Если я не мог приготовить что-то съедобное, то уж никто не сможет натереть полы лучше меня,— я с удовольствием принялся за дело и так отполировал паркет, что он блестит получше новой мебели.
Сегодня бабушке разрешили заняться салатом,— больно смотреть на ее озабоченное, счастливое лицо.
И я искал себе работу, напрашивался женщинам в помощники, но теща решила, отправить меня в общежитие к ребятам:
— Оттуда вместе приедете.
Лучшего я и ожидать не мог.
— И я с тобой, Витя,— попросилась Клавочка. — Посмотрю, как у вас там в общежитии... Вот только сниму бигуди.
Ее голова бугрилась под платочком.
— Пожалуйста, идем, если хочешь,— ответил я жене.

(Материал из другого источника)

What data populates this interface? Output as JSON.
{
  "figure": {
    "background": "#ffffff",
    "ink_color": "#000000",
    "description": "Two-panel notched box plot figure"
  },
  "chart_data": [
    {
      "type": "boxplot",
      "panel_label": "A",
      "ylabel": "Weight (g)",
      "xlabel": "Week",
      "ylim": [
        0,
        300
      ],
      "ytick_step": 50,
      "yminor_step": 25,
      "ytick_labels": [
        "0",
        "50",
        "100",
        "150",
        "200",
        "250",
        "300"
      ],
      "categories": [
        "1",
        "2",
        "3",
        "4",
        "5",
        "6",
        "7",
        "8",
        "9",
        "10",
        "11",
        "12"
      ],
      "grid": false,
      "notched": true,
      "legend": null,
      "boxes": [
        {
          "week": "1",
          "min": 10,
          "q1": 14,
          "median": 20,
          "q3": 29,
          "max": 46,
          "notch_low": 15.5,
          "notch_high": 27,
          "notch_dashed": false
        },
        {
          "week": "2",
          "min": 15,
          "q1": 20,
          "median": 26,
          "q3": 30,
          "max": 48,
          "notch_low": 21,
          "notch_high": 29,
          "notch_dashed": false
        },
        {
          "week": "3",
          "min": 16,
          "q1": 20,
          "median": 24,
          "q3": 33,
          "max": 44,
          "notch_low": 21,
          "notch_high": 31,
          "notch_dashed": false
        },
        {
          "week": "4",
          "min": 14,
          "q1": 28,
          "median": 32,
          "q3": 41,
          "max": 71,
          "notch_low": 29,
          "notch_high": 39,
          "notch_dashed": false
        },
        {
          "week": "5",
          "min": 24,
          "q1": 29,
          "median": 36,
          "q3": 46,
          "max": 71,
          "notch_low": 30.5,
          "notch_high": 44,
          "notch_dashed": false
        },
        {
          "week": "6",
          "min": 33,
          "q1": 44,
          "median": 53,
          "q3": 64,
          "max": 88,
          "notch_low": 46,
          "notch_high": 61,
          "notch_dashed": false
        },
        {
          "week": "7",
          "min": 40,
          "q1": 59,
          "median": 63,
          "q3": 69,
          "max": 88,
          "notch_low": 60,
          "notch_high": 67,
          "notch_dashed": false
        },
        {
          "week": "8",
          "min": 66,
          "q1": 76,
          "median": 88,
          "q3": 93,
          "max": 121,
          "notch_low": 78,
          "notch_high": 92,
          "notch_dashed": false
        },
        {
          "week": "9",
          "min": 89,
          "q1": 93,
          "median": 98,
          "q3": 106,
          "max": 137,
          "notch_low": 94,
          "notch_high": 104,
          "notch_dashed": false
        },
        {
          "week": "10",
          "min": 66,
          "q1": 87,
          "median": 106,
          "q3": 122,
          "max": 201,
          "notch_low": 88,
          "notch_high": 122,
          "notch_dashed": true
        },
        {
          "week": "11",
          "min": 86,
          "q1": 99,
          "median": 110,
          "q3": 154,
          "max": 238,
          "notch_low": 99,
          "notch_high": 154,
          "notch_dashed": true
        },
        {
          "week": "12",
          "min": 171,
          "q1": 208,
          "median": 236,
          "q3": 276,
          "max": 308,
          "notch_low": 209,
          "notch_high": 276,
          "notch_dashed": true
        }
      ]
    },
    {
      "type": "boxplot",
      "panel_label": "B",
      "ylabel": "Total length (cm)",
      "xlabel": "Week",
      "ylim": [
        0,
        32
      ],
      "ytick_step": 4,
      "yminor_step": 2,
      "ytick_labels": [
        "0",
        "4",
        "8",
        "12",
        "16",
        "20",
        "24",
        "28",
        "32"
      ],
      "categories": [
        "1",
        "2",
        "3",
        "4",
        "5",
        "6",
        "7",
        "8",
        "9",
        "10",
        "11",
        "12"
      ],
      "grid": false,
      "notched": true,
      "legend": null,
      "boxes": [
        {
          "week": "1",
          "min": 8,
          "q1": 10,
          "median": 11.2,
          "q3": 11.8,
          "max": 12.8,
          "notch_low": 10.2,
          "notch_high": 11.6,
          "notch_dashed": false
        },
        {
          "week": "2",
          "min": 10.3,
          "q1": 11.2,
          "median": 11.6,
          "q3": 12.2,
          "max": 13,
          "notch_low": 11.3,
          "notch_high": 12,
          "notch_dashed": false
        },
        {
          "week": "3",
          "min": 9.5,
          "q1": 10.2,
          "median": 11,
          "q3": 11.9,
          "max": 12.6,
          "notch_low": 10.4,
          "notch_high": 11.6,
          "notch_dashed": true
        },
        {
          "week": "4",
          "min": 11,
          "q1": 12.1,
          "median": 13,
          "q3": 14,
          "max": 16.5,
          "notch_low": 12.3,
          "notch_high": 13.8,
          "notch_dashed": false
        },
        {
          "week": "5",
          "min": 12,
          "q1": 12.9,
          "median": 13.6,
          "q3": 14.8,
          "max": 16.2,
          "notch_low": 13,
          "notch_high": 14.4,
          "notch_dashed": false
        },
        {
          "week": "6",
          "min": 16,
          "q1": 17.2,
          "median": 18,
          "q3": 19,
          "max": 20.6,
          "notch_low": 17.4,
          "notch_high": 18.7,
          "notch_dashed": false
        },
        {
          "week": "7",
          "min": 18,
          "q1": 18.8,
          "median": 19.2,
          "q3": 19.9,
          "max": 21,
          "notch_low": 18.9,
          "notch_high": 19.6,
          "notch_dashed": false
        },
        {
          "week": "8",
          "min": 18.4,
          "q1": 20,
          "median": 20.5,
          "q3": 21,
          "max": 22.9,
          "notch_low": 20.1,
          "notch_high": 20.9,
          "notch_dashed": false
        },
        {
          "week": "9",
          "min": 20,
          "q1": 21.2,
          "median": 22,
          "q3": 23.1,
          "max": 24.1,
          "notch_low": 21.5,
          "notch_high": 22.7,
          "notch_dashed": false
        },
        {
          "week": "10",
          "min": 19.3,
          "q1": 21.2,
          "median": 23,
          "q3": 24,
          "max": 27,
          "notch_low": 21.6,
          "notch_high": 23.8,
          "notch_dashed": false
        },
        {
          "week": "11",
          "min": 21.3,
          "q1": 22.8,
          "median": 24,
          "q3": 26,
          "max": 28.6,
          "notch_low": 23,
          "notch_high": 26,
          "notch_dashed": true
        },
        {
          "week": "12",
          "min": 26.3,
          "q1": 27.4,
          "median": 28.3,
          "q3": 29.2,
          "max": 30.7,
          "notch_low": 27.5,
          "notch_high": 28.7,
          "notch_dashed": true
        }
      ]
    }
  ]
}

— Нетучки уж, нетучки! —запротестовала теща. — Я таскай каштаны из огня, а вы их поедать будете?
— Какие каштаны? — удивилась Клавочка. — Где ты их взяла? К столу, что ли, готовишь?
Я не только не расхохотался, но даже не улыбнулся снисходительно. Клавочка не любит ходить в театр, считая, что там ее обманывают, превращают в дурочку: «Это ж надо! Человек умер на твоих глазах или его убили, а публика похлопает, он вскакивает на ноги, кланяется, веселый. Зачем так! Умер, так пускай и остается за кулисами. Не хочу, чтоб меня обманывали, и ты, Витя, меня в театр не зови. Я не дура какая-нибудь...»
Раньше такое ее рассуждспие меня забавляло, считал, что она меня просто поддразнивает, но когда понял, что все это на полном серьезе... Страшный суд!
Вот хоть бы взять, к примеру, наш разговор с ней о спектакле «Лиса и виноград». Растревожила меня эта вещь. Говорю жене: давай пешком пройдемся. Вечер такой хороший выдался, мягкий, и машины уже не донимали своим грохотом. Шел снег, но не такой, что раздражает, настроение портит, наоборот. Вьются вокруг белые мотыльки, так и хочется, как в детстве, закинуть голову и открыть рог, чтоб снежинки на язык попали...
Несмотря на позднее время, улицы были многолюдны, и никто никуда не спешил, некоторые родители по-вывозили в колясках своих детей, а одна пара вытащила своего младенца на санках, я даже подумал тогда, что снег щекочет малышу лицо. Пора бы и нам с Клавочкой такого... Увижу ребенка близко, так и заноет в груди. Я точно наказан за какие-то грехи, и пока не замолю их... Вот только не поиимаю, за что наказан.
Мы с Клавочкой тоже не спешили. Я думал об Эзопе, об этом полулегендарном фригийском рабе, в жизнь которого мне посчастливилось неожиданно заглянуть.
— Дурак так дурак! — сказал кто-то рядом.
Я задумался и не сразу понял, что это голос моей Клавочки.
— Ты о чем? — удивился я.
— Надо было ему убиваться, да? Все живы, здоровы, а он — бух вниз головой... На что ему это надо было?
— Он не мог снова стать рабом,— сказал я. — Не мог.
— О господи! Какая же ему разница, где и как жить было? Хозяин к нему хорошо относился, он не голодал, молодая жена сама на шею вешалась. Жил бы себе припеваючи...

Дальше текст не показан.